Lorsque nous arrivons au village de Jiankou, la nuit est déjà tombée depuis longtemps. Nous trouvons refuge dans une petite auberge, vide, sombre et froide. Heureusement, le propriétaire nous accueille avec un large sourire et nous sert un généreux dîner fait maison. Le ventre plein, nous rejoignons notre minuscule chambre, où un fin matelas recouvre une grande planche de bois qui prend tout l’espace entre trois murs. Sur ce lit de fortune sont entassées sept couvertures, et devant, il y a tout juste la place pour un petit radiateur électrique qui peine à réchauffer l’air glacial de la chambre mal isolée. Après avoir passé un quart d’heure les fesses sur le radiateur, nous nous glissons tout habillés (doudoune comprise) sous les draps gelés et peinons à trouver le sommeil.

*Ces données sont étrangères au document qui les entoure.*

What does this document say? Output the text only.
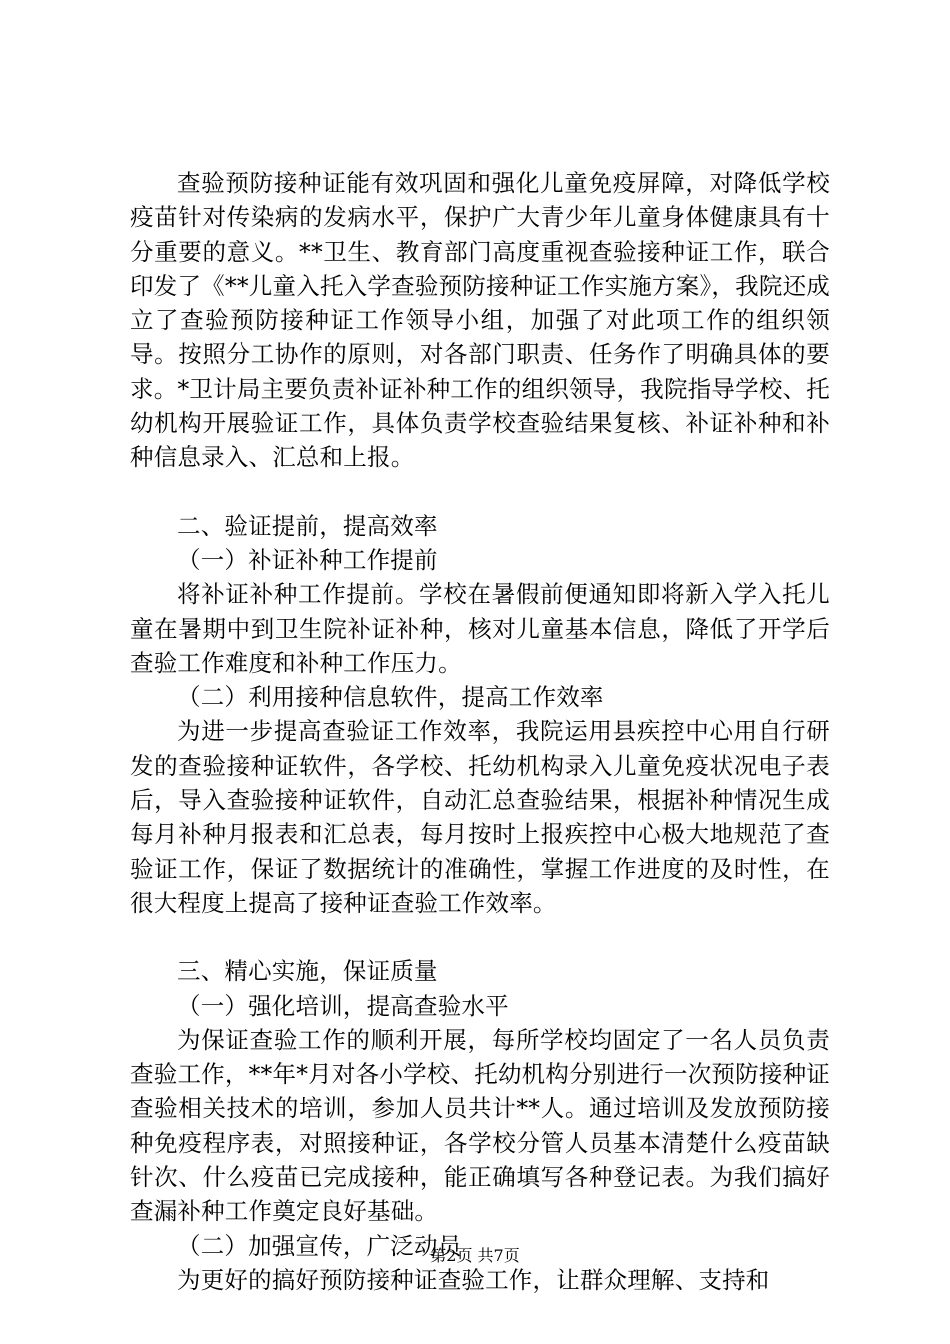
查验预防接种证能有效巩固和强化儿童免疫屏障，对降低学校疫苗针对传染病的发病水平，保护广大青少年儿童身体健康具有十分重要的意义。**卫生、教育部门高度重视查验接种证工作，联合印发了《**儿童入托入学查验预防接种证工作实施方案》，我院还成立了查验预防接种证工作领导小组，加强了对此项工作的组织领导。按照分工协作的原则，对各部门职责、任务作了明确具体的要求。*卫计局主要负责补证补种工作的组织领导，我院指导学校、托幼机构开展验证工作，具体负责学校查验结果复核、补证补种和补种信息录入、汇总和上报。

二、验证提前，提高效率

（一）补证补种工作提前

将补证补种工作提前。学校在暑假前便通知即将新入学入托儿童在暑期中到卫生院补证补种，核对儿童基本信息，降低了开学后查验工作难度和补种工作压力。

（二）利用接种信息软件，提高工作效率

为进一步提高查验证工作效率，我院运用县疾控中心用自行研发的查验接种证软件，各学校、托幼机构录入儿童免疫状况电子表后，导入查验接种证软件，自动汇总查验结果，根据补种情况生成每月补种月报表和汇总表，每月按时上报疾控中心极大地规范了查验证工作，保证了数据统计的准确性，掌握工作进度的及时性，在很大程度上提高了接种证查验工作效率。

三、精心实施，保证质量

（一）强化培训，提高查验水平

为保证查验工作的顺利开展，每所学校均固定了一名人员负责查验工作，**年*月对各小学校、托幼机构分别进行一次预防接种证查验相关技术的培训，参加人员共计**人。通过培训及发放预防接种免疫程序表，对照接种证，各学校分管人员基本清楚什么疫苗缺针次、什么疫苗已完成接种，能正确填写各种登记表。为我们搞好查漏补种工作奠定良好基础。

（二）加强宣传，广泛动员

为更好的搞好预防接种证查验工作，让群众理解、支持和

第2页 共7页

Le lendemain matin, après une courte nuit et un gros petit déjeuner, nous partons à l’assaut de la muraille. Une marche d’approche en montée dans la neige, à travers une petite forêt, est nécessaire. Au début du chemin, des panneaux nous alertent: « This section of the Great Wall is not open to the public. », et des voix de robots hurlent les mêmes avertissements à travers d’immenses hauts parleurs. Nous continuons notre route sans croiser âme qui vive, animés par une excitante sensation d’interdit, comme lorsque nous nous introduisions de nuit dans les catacombes de Paris avec les copains du lycée.

Après une heure de randonnée qui nous laisse le souffle court, nous apercevons les premières pierres du mur. Nous nous glissons sur l’édifice, et nous sommes instantanément récompensés par la vue grandiose qui s’offre à nous : des montagnes bleutées qui s’étalent à perte de vue sous le ciel d’hiver, et ce mur qui serpente inlassablement sur les crêtes vertigineuses. Nous nous sentons seuls sur terre, avec l’envie d’ouvrir les bras, de prendre une grande bolée d’air, et de crier « Allo le monde ! ». Nous passons les quelques heures qui suivent à parcourir la portion de muraille qui relie Jiankou à Mutianyu et braver les passages périlleux rendus glissants par la neige et le gel, avant de redescendre pour rejoindre Pékin, avec cette fois plus de facilité qu’à l’aller.

Le temps vient alors de reprendre la route, la vraie. Après près de quinze jours avec des températures ressenties oscillant entre 0°C et -16°C, Mimi commence à avoir les poils de moustaches sacrément frisés. Assis autour de la table basse du salon de Sun, nous sortons notre carte de la Chine, passons en revue notre itinéraire pour les semaines à venir, interrogeons la météo pour chaque ville que l’on pense traverser –froid, froid et encore froid-, nous regardons dans le blanc des yeux et arrivons finalement à la conclusion qu’on n’a pas le droit de s’infliger ça.

C’est donc le cœur lourd que nous renonçons à Xi’an et ses soldats en terre cuite, Zhangjiajie et ses montagnes sacrées qui ont inspiré Avatar, et toutes les autres merveilles qui devaient rythmer notre route à travers le centre de la Chine, pour mettre le cap plein Sud, et rejoindre Hong Kong au plus vite. Puisque l’on se dit tout, je peux vous avouer que j’ai même un moment regardé le prix des billets d’avion Pékin-Hong Kong. « Oh blasphème, oh calomnie », vous dites-vous, « osa-t-elle piétiner le seul et unique fil rouge de leur voyage, celui de ne pas prendre l’avion, pour quelques degrés de plus ? ». Bien sûr que non. Et c’est ainsi que nous avons embarqué à bord d’un train pour un voyage de 24h vers Hong Kong, ville à laquelle nous pensions devoir notre salut climatique.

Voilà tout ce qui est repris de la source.